İşte bunu yabancı içerikli bloglarda göremezsiniz. Dünyaca ünlü siteler dahi kaynak vermekten çekinmezler. İstatistik değerleri yüksek kime yazarsanız yazın size cevap verirler. En azından saygı var. Daha yeni yaşadım bir olay mesela arkadaşın biri 15 yazımı alıp aynen kendi bloguna koymuş işte bu olaylar bir tek bizde olur başka yerde göremezsiniz.
Bloglar özellikle son dönemde yüksek okuyucu sayılarına ulaştılar. Bloglar medyaya alternatif olabilir mi? Medya gibi gündem oluşturacak güce sahip olabilirler mi?
Bu yüksek okuyucu sayısı beni de çok şaşırtıyor. Mesela ben ilk başladığımda bu kadar ilgiyi bir yıl içinde bulabileceğimi düşünmüyordum ama bir yıl içinde tam dört kes kullandığım paketi yükseltmek zorunda kaldım. Şimdi de günlük dört bin kişiyi ağırlıyorum. Bu bence bir blog için iyi bir rakam. Ama ne olursa olsun bir medyanın yerini tutamaz bloglar. Neden derseniz gerçekten medyaya alternatif olacak çok sayıda blog yok. Biz daha üçüncü el yazarlıktan kurtulamadık bunu başarmak için biraz daha zaman var.

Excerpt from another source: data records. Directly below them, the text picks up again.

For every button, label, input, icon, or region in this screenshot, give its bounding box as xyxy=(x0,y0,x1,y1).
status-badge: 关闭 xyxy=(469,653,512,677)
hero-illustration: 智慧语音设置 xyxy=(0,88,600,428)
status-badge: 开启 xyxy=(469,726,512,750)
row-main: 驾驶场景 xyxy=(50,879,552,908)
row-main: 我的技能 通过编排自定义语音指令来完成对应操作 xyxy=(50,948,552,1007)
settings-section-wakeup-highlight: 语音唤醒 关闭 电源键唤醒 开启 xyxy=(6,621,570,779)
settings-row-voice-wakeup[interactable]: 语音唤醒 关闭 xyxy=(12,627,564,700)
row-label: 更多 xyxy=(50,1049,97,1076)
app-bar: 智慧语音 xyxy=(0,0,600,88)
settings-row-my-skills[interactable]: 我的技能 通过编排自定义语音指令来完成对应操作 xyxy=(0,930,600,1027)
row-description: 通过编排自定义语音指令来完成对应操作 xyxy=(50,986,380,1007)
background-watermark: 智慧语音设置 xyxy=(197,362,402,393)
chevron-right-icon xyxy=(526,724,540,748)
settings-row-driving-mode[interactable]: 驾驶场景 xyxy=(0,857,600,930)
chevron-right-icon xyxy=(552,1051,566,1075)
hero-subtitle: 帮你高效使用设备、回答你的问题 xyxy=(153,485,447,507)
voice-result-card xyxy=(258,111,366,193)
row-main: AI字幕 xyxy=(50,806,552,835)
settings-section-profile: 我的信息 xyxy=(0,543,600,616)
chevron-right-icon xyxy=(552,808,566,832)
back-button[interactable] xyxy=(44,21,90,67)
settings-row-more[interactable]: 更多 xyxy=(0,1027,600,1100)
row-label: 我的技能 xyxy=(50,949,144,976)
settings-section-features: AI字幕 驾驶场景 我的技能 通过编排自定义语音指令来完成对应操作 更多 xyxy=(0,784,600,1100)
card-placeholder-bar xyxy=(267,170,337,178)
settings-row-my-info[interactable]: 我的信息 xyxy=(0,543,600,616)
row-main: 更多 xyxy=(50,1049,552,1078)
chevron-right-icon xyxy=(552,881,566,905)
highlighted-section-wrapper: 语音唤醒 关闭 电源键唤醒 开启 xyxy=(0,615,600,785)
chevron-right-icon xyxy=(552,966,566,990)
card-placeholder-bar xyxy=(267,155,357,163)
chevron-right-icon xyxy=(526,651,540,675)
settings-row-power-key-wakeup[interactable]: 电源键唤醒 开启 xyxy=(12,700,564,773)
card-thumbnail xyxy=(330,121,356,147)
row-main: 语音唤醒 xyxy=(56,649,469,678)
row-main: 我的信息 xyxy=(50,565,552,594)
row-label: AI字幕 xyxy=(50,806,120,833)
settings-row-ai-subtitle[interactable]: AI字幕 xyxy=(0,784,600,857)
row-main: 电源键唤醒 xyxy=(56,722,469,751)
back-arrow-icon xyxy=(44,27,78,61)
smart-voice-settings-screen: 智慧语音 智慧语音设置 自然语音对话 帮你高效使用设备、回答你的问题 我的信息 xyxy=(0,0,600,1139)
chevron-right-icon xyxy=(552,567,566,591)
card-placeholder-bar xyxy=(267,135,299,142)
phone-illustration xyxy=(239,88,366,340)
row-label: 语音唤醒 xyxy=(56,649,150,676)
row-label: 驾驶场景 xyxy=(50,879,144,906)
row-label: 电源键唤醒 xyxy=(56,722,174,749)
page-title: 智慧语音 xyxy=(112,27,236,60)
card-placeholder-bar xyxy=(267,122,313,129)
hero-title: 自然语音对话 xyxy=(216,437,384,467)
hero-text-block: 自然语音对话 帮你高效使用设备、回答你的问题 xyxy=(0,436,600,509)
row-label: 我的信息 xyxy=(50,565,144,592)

Eminim bir çok blog yazarını takip ediyorsunuz ama şu an aklınıza gelen takip ettiğiniz bloglar hangileri?
En zor soru bu olsa gerek :). Boş bıraksam? Yani Türkçe içerikli olarak zaman konusunda sıkıntı yaşamadığım dönemlerde elimden geldiği kadar birçok kişiyi takip etmeye çalışıyorum.
Son olarak blog hayatına henüz başlamamış yada yeni yeni yazmaya başlayan yada yazan ama istediği okuyucu kitlesini bir türlü elde edemeyen blog yazarlarına/adaylarına tavsiyeleriniz nelerdir?
İlk olarak söylemek istediğim benim gibi en başında çizgisini belirlemeden yazmaya başlayarak hata yapmasınlar. Kendi meslekleri ya da gerçekten severek ilgilendikleri konularda okuyucuları ile paylaşım içinde olmaları kendilerine eminim kazandıracaktır. Sonra tema ve görsel öğelerde olabildikçe sadeliğe önem vermeleri ve makalelerini yazarken bir gazete haberi değil de daha sıcak olmaları işe yarayacaktır.
Verdiğiniz cevaplar için çok teşekkür ederek, röportajımızın sonuna geldiğimizi üzülerek de olsa söylemek zorundayım. Gerçekten çok güzel bir sohbet oldu. Başarılarınızın devamını diliyorum.
Ben teşekkür ederim. Emin olun benim içinde bir o kadar keyifli güzel bir sohbet oldu. Herkese güzel bloglamalar diliyorum.